McCrae, John, 1872-1918 : John (Jack) McCrae was born in Guelph, Ontario, in 1872, the son of a mill owner, stockbreeder, and militiaman, David McCrae and his wife, Janet (neé Eckford). His older brother, Tom, was born in 1870, and a younger sister, Geills, was born in 1878. He was educated at the Guelph Central School and Guelph Collegiate Institute and joined the Guelph Highland Cadets. He won a scholarship to the University of Toronto, where he began his undergraduate work at University College in 1888. His extra-curricular activities included the militia (Toronto's Queen's Own Rifles), the Varsity Glee Club and rugby. Asthma, from which he had always suffered, led McCrae to leave the university in 1893 and he returned to Guelph where he obtained a post teaching at the Agricultural College. During the summer of 1893, he passed a militia artillery officer's course in Kingston and in the fall returned to the University of Toronto to complete his degree. He began to publish short stories and poems in the 'The Varsity'.
After studying marine biology in Massachusetts during the summer of 1894, McCrae was awarded a fellowship in biology at the University of Toronto, where he began to study medicine, as his brother had done before him . He continued to write, winning a 'Saturday Night' short story competition in 1894, and his poems were published in 'The Canadian Magazine', 'The Westminister' and 'Massey's Magazine'. McCrae spent the summers of 1896 and 1897 practising medicine in a children's convalescent home, the Robert Garrett Hospital in Mount Airy, Maryland, and visiting John Hopkins Hospital in Baltimore. He received his medical degree from the University of Toronto in 1899, graduating with honours. He did his residency at the Toronto General Hospital and briefly joined his brother Tom at John Hopkins, working under William Osler. In 1899 he accepted a fellowship at McGill University, but his work in the pathological labs at the Royal Victoria Hospital under George Adami was cut short by the Boer War. McCrae joined the second contingent of Canadian soldiers volunteering for the war in South Africa, with the rank of lieutenant in the artillery brigade. He served in South Africa through 1900, returning to Canada in January 1901.

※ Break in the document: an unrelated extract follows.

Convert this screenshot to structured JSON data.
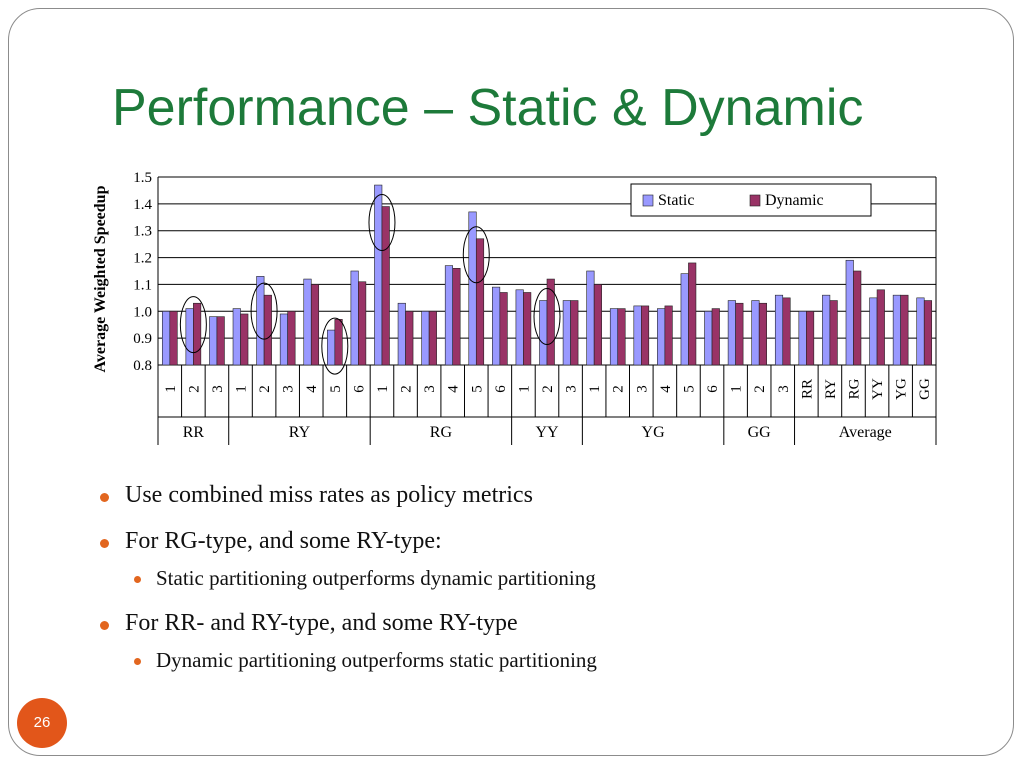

McCrae resumed his life in Montreal, doing research in pathology, preparing papers, teaching and practising medicine. He travelled to Europe in 1902 and 1906, to further his studies and take the Royal College of Physicians examinations, and was in Europe again in 1913, when he attended the International Medical Congress in London. He continued to work stints at John Hopkins Hospital and taught courses at the University of Vermont Medical College in Burlington. He was active in the militia, and attained the rank of major. In 1910, he served as expedition physician on Governor General Lord Grey's expedition from Norway House to Hudson's Bay by canoe and back to Quebec via Labrador by steamer. And he continued to write and publish poems in 'The McGill University Magazine', as well as medical articles and, with George Adami, 'A Textbook of Pathology for Students of Medicine'.
At the outbreak of the First World War, McCrae was in London, where he had planned a holiday. He returned to Canada and joined the First Brigade, Canadian Field Artillery, under Edward W.B. Morrison, with the rank of major. He left Canada in October 1914 and was sent as part of the First Canadian Division to Flanders in April 1915. His most famous poem, 'In Flanders Fields', was written during the second battle of Ypres in the spring of 1915 and was published in 'Punch' magazine in December 1915. In late May 1915, McCrae was appointed the chief medical officer of the planned Canadian General Hospital at Boulogne. He took up his duties in August 1915, with the rank of lieutenant-colonel, and spent the next two and half years tending the wounded. In January 1918, he was appointed consultant physician to the British armies in the field, but before he could take up the appointment he contracted pneumonia and died on 28 January 1918.
McCrae's poems were published in a posthumous collection 'In Flanders Fields, and Other Poems' (1919), with a biographical sketch by his colleague and friend, Sir Andrew Macphail.